A little background here to help explain the mess I found myself in recently.
Even though we continued living in the same house, my ex-husband and I had been living somewhat separate lives for a few years. When I finally got a divorce, the judge ordered we would continue living in the same house. Alan would continue living in one end of the house and I would live in the other end, just as we had been doing for the last several years. A strange arrangement, for sure. But then we had both been a little strange anyway. We were both loners and valued our privacy, so living in the same structure was not a problem for either of us.
When we divorced, he signed the house over to me. We continued our living arrangement because he really had no place else to go and no income at that point. One of the areas that was considered "his area" was the basement. I hadn't been down there in years. Another area that I stayed completely away from was his bedroom on the other end of the house.
After his diagnosis, my best friend came over one day and asked what was in the basement. I told her I had no idea because that had always been Alan's "man cave". She came back up and insisted I go look.
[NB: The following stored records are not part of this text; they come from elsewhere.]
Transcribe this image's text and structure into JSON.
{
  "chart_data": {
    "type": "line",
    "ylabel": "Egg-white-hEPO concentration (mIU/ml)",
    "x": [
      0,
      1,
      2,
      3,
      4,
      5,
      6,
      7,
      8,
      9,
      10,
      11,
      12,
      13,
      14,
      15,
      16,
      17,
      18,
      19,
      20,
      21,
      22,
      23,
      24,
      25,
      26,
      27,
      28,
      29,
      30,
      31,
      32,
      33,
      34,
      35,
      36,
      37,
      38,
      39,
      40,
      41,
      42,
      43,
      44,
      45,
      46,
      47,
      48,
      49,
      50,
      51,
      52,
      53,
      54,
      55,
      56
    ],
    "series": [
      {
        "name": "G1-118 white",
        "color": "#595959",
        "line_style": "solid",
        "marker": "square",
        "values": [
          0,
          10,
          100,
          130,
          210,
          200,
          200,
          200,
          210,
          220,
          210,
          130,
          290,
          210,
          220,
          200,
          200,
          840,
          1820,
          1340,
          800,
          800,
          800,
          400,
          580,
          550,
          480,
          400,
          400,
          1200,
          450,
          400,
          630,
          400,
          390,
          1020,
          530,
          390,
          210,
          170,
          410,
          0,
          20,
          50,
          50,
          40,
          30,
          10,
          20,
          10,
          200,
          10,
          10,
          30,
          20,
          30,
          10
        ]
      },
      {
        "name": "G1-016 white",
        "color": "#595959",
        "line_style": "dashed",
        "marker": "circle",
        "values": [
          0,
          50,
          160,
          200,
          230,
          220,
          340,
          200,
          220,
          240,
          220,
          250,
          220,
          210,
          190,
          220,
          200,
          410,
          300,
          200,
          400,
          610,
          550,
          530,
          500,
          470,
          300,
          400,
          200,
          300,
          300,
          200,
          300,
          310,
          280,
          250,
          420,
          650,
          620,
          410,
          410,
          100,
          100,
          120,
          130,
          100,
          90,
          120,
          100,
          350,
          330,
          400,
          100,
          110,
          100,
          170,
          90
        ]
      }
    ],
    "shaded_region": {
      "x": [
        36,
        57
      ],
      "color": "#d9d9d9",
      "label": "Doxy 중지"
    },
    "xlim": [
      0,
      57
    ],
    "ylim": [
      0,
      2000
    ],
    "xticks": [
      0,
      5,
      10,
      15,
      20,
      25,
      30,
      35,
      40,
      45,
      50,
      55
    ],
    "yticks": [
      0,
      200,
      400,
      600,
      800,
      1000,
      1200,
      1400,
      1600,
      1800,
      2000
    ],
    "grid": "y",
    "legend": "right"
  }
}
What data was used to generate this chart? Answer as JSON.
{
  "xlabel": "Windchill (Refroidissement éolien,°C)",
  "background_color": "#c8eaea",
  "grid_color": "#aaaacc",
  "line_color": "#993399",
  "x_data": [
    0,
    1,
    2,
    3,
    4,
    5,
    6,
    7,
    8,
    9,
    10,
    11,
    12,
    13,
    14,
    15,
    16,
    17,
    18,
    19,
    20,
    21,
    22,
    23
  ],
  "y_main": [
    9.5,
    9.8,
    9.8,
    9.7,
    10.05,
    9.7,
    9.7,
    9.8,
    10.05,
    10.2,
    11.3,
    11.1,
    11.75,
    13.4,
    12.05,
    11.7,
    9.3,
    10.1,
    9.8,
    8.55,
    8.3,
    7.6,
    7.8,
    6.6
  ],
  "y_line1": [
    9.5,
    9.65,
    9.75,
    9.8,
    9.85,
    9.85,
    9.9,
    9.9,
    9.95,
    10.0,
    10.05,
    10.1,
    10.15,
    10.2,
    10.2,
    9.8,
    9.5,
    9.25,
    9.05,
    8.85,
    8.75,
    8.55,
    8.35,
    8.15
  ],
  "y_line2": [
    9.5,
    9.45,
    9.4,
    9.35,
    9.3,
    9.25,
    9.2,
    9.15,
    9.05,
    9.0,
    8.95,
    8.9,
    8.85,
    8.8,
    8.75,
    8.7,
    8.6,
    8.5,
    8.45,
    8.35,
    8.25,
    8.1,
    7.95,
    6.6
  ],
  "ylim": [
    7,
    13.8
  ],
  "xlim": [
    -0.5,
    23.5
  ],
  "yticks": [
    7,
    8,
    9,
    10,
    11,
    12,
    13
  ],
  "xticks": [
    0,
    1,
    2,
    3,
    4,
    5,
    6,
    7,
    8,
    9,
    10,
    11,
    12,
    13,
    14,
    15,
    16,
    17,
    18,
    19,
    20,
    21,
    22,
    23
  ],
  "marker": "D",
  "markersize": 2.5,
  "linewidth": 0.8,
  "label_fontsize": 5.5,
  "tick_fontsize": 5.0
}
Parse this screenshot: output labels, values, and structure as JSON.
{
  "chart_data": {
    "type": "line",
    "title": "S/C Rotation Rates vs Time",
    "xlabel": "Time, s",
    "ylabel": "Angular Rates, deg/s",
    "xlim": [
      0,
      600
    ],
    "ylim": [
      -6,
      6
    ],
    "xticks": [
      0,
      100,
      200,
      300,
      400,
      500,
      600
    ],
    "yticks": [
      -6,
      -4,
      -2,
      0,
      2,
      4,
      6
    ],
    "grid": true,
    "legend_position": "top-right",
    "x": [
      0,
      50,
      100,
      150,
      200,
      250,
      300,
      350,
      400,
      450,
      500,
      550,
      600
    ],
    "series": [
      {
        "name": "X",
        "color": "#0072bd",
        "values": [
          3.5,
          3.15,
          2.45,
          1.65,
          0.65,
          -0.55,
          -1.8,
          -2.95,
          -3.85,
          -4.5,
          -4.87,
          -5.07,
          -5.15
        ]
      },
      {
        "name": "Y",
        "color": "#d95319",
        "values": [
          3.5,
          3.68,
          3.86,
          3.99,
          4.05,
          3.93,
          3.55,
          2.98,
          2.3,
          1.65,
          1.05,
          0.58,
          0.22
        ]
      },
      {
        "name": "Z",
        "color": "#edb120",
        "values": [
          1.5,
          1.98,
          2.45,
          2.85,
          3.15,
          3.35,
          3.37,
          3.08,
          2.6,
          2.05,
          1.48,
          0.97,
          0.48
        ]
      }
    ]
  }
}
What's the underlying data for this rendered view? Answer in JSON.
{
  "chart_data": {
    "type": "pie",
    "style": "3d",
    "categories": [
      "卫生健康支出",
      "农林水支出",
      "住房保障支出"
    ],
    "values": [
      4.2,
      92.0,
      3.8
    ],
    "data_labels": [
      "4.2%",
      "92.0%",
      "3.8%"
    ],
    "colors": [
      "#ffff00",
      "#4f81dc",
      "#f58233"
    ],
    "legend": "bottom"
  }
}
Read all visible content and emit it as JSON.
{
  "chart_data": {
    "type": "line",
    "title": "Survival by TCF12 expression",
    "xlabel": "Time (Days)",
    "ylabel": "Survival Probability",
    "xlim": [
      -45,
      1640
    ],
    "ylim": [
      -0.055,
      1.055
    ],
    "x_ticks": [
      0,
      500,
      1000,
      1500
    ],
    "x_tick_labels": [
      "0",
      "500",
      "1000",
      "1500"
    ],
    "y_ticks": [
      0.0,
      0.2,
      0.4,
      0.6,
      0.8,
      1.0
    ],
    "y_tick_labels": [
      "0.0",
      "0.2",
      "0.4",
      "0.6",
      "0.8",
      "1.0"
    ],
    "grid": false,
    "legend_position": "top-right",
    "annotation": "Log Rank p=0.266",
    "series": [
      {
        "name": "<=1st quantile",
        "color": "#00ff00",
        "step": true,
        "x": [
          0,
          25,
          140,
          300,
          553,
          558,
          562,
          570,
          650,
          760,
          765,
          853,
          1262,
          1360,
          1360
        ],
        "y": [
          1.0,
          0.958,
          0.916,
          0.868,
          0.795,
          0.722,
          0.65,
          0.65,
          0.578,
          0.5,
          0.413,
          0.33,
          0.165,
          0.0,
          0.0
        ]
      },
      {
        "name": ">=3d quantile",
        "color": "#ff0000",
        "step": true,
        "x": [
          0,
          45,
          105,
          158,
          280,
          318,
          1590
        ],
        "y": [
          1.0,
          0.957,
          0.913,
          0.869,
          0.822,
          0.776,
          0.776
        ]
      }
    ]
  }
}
It was so nasty we could only walk about 3 steps into the door. I was absolutely sick.
She and another friend, plus a couple of friends who are football - weight lifter types, came over and we worked our butts off cleaning out that basement. Another guy volunteered his flatbed trailers and said "Fill them up and call me. I'll make it all disappear." That's what happened.
Yesterday BFF Stacy and I tackled Alan's bedroom. I had no idea he had become such a hoarder. It was horrid. We worked for hours. Bags and bags of crap were carried out of there. I finally had to quit. Stacy stayed after it and more bags of crap left.
This whole alzheimer's thing has certainly been a nightmare. I had no idea what I was in for. Talk about sticking your head in the sand. Apparently I had become an expert at just ignoring everything around me. It was easier.
Now I'm having to develop some other skills, like reminding myself how I would want to be treated whenever I'm about ready to come unglued. Like not screaming when I feel like it. Like being able to let off steam by talking it out with a friend instead of letting myself get sick because I'm stuffing it all inside. It would be so easy to stuff things so everybody would think I was so sweet.
I'm learning to try to do things God's way. And I'm doing everything I
can to avoid burnout, otherwise I'm going to be crazier than I am now.
I've never been sweet. I can be really sarcastic. I've been a private investigator for years for Pete's sake. Trust me when I say I'm NOT sweet. So I'm learning to not be snotty when I get hit with frustration. But trying to learn how to be sweet has been like trying to teach a chihuahua to hunt. You might get him to appear to be hunting, but in the end he's going to start barking nonstop. Then he's eventually going to end up biting you. I might appear to be sweet, but in the end I'm just going to start barking nonstop....(sigh)....never mind.